La banda sonora recurre a todo tipo de éxitos. Unidos a la acción visual dan la pauta de una película vuelta objeto de culto sin notas falsas (p. ej. destacan la actuaciones de Jon Hamm, Jamie Foxx, Jon Bernthal, Lily James y la mexicana Eiza González).
El anónimo conductor de Driver tenía el silencio y una triste canción country de Don Williams; el Kowalski de Carrera contra el destino tenía al DJ Super Soul como guía radiofónico. Baby, armado con su anacrónico iPod, tiene una lista de piezas tan conmovedora y desconcertante como la película misma. Sin sonido no es nadie. Wright hace con todo lo anterior un filme genial.
Entre los anti-profetas de la ultramodernidad tecnológica está Richard Stallman, quien considera neo-delincuencia organizada (Facebook y WikiLeaks, dos caras de la misma moneda) al exceso exhibicionista y su vacuo narcisismo que canjearon la privacidad por la comodidad de un celular, redes sociales y la noción fascista de “transparencia”. Aunque lo único popularizado fue la violencia y el linchamiento anónimos y multitudinarios.

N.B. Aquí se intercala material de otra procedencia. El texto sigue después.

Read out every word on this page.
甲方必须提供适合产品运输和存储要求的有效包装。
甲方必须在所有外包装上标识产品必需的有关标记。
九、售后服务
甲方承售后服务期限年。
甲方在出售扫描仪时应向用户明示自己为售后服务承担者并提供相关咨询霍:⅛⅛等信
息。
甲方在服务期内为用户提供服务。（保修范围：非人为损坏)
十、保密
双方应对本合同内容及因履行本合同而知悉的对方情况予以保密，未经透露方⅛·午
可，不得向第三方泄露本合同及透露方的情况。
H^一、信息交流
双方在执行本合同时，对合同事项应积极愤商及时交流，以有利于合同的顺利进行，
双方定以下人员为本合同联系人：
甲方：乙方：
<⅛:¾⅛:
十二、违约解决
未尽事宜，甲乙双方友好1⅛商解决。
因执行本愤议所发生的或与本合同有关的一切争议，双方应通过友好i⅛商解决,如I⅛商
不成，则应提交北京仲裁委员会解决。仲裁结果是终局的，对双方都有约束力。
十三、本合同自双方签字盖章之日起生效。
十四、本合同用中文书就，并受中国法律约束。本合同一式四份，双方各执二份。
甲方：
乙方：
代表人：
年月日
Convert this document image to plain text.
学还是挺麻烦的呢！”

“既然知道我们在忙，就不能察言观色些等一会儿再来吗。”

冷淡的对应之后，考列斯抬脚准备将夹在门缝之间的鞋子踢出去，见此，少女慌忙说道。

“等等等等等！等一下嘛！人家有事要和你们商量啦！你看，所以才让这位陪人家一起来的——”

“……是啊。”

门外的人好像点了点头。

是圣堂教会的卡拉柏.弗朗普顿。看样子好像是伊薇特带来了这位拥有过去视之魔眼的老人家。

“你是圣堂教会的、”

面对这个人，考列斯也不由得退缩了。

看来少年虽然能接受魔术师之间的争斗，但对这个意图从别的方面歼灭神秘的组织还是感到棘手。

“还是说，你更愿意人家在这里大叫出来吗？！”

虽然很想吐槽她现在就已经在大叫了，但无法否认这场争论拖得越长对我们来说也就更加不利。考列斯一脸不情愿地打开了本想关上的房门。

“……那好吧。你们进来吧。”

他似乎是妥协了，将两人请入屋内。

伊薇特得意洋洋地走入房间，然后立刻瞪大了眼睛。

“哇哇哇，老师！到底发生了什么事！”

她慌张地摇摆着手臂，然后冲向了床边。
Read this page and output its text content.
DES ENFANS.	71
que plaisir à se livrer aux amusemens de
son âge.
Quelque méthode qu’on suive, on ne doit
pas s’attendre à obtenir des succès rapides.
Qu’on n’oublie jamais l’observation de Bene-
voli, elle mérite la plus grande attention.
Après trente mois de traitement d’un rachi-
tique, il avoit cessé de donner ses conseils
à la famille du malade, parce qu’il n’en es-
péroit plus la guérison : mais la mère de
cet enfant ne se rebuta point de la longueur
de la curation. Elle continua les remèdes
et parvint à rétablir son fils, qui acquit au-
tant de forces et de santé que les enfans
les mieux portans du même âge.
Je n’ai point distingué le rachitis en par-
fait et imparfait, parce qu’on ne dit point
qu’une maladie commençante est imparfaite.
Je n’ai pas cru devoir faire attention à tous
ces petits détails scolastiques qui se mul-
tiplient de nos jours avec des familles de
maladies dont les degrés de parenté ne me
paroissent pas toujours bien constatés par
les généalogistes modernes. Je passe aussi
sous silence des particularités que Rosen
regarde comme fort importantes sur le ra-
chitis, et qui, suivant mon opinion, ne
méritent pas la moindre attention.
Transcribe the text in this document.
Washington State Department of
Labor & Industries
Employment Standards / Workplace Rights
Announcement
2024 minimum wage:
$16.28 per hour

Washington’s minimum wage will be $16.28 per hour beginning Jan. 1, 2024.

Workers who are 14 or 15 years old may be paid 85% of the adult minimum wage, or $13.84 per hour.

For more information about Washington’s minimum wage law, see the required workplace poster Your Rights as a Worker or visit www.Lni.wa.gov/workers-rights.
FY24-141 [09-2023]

Congruente consigo, Stallman no posee celular; sus ideas calaron para la novela de David Eggers, El círculo (2013). Ahora vuelta el largometraje homónimo (2017), quinto de James Ponsoldt, donde se cuenta cómo Mae (Emma Watson) es contratada por empresa idéntica a un gigantesco consorcio tecnológico que viola cualquier ética para verlo todo, saberlo todo, mostrarlo todo a todos, todo el tiempo.
El trabajo soñado acaba en paranoica pesadilla gracias al falaz dogma empresarial de Bailey (Tom Hanks).
La novela pierde mucho en la adaptación, aunque conserva cómo ese huevo de la serpiente poco a poco se revela a Mae.
Así, la anti-utópica cinta que quiere denunciar qué se pierde ante el totalitarismo contemporáneo de la vida virtual, saturada de esa egocéntrica agresividad sobre la que advirtió Stallman, renuncia a cerrar el círculo crítico; acaba siendo una del montón que se espanta ante la omnipresencia de la actual teo-tecnocracia.